Two of Provo's main entertainment attractions have gone through the ownership gamut the past year, but both are up and running for another summer season.
Seven Peaks Golf Course is now owned by a group of Provo investors who next year likely will replace a good portion of the course with a housing project. For this year, however, the golf course and driving range will remain open to the public every day except Sundays."We're not sure what we're going to do yet," said golf course owner Scott McQuarrie. "But I don't think you'll see any serious development here until next spring."
Meanwhile, Seven Peaks Water Park remains under the ownership of the Utah Department of Insurance while U.S. Bankruptcy Judge Glen Clark decides which bid for purchasing the park to accept. Currently the park is being managed by Paul Mix, who has operated the park since it was constructed in 1988.
"A lot of people get the wrong impression when they hear the word bankruptcy, but I can assure you this park is being run top notch," Mix said. "I built this baby, and I take a lot of pride in it."
State insurance officials obtained ownership of the water park and golf course last year when they seized the assets of Southern American Insurance. Insurance officials said Victor Borcherds, owner of Southern American, used the company's funds to purchase Seven Peaks Hotel and to build the golf course and water park. Borcherds failed to clear the loans, so insurance officials are liquidating the assets to repay more than $1 billion in claims.
Clark approved the sale of the hotel to Kahler Corporation out of Minnesota and BMT Investments of Orem for $6.1 million. The hotel is now operated as the Provo Park Hotel. The 82-acre golf course was sold to McQuarrie and his partners for $2.1 million.
Initially, Clark approved an offer from a group of NuSkin International executives to purchase the 23-acre water park for $1.95 million. In February, however, he decided to accept a higher offer of $2.6 million from Golfland Entertainment Center Inc. from Arizona.
A few weeks later Clark's decision was appealed by another bidder, Peak Investments, led by former Brigham Young University football star Jason Buck. Buck's group said the terms of the sale to Golfland were not consistent with the offer approved by Clark. Arguments on Buck's appeal where heard last week and Clark ruled Monday that the sale of the water park is still pending.
"Until we read the court transcript and have an opportunity to meet and discuss it we don't really know what his ruling means," Stillman said.
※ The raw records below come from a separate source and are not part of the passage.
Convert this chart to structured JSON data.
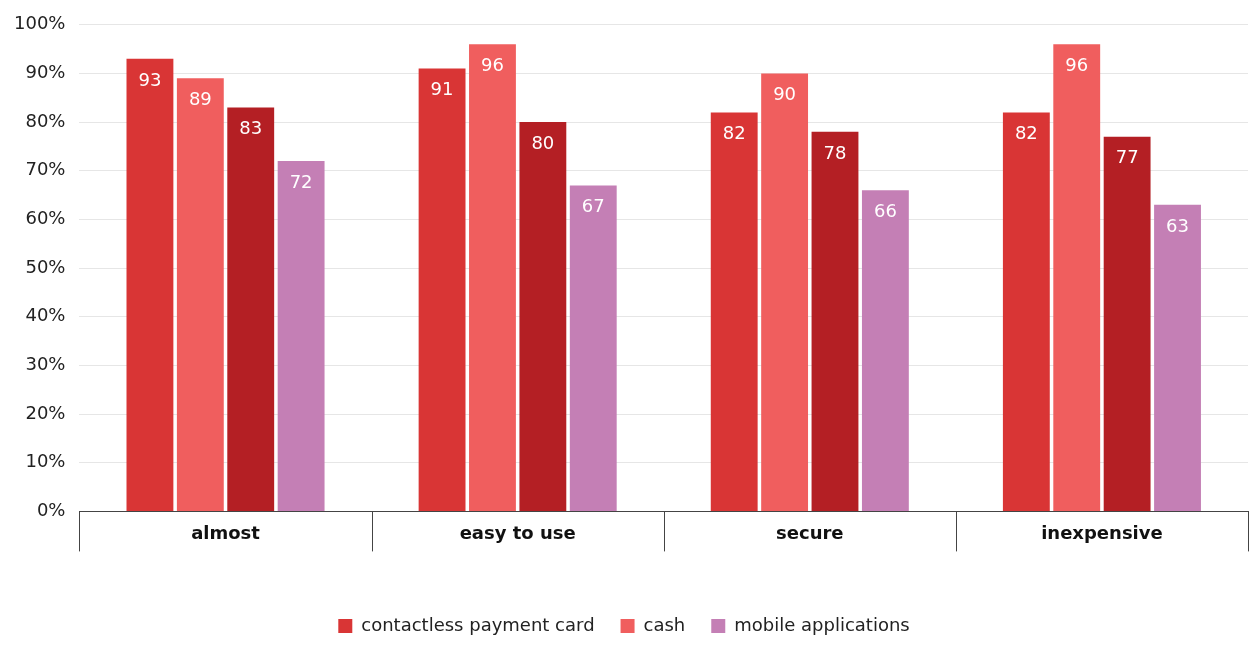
{
  "chart_data": {
    "type": "bar",
    "categories": [
      "almost",
      "easy to use",
      "secure",
      "inexpensive"
    ],
    "series": [
      {
        "name": "contactless payment card",
        "color": "#d93535",
        "values": [
          93,
          91,
          82,
          82
        ]
      },
      {
        "name": "cash",
        "color": "#f05e5e",
        "values": [
          89,
          96,
          90,
          96
        ]
      },
      {
        "color": "#b41f24",
        "values": [
          83,
          80,
          78,
          77
        ]
      },
      {
        "name": "mobile applications",
        "color": "#c47fb5",
        "values": [
          72,
          67,
          66,
          63
        ]
      }
    ],
    "ylim": [
      0,
      100
    ],
    "yticks": [
      {
        "value": 0,
        "label": "0%"
      },
      {
        "value": 10,
        "label": "10%"
      },
      {
        "value": 20,
        "label": "20%"
      },
      {
        "value": 30,
        "label": "30%"
      },
      {
        "value": 40,
        "label": "40%"
      },
      {
        "value": 50,
        "label": "50%"
      },
      {
        "value": 60,
        "label": "60%"
      },
      {
        "value": 70,
        "label": "70%"
      },
      {
        "value": 80,
        "label": "80%"
      },
      {
        "value": 90,
        "label": "90%"
      },
      {
        "value": 100,
        "label": "100%"
      }
    ],
    "grid": "y",
    "legend": "bottom",
    "data_labels": true
  }
}
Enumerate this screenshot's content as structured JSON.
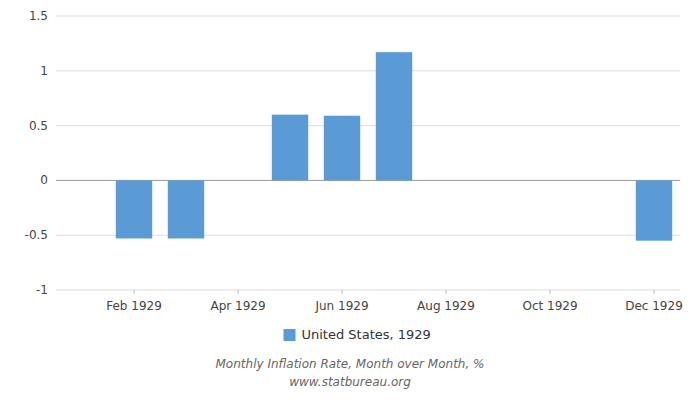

Stillman said the ruling likely means the Insurance Department can submit to Clark for approval the terms of the sale to Golfland, or it can reopen the bidding process. Insurance officials might allow Golfland and Peak to negotiate between themselves. Peak attorneys said in court Monday that they are willing to pay a higher price for the park than Golfland's bid.
The Insurance Department might choose to operate the park through this summer and try to resolve the dispute during the winter.
"The water park will be sold, but it might not be this year," Stillman said.
If Golfland purchases the park, it likely will construct a miniature golf course on the softball diamonds located west of the water slides, Mix said.
"Miniature golf is their specialty, so I'd be surprised if they didn't build one here," he said.
If the golf business is lucrative, McQuarrie said Seven Peaks Golf Course might remain open past next year. Right now, however, investors are hoping for a zone change where they can construct single-family homes and townhouses on the property.
If the housing project goes through, developers plan to preserve three to six holes of the 18-hole course for private use by the residents.
"We'll try to keep nine open, but we don't know if that is possible," McQuarrie said.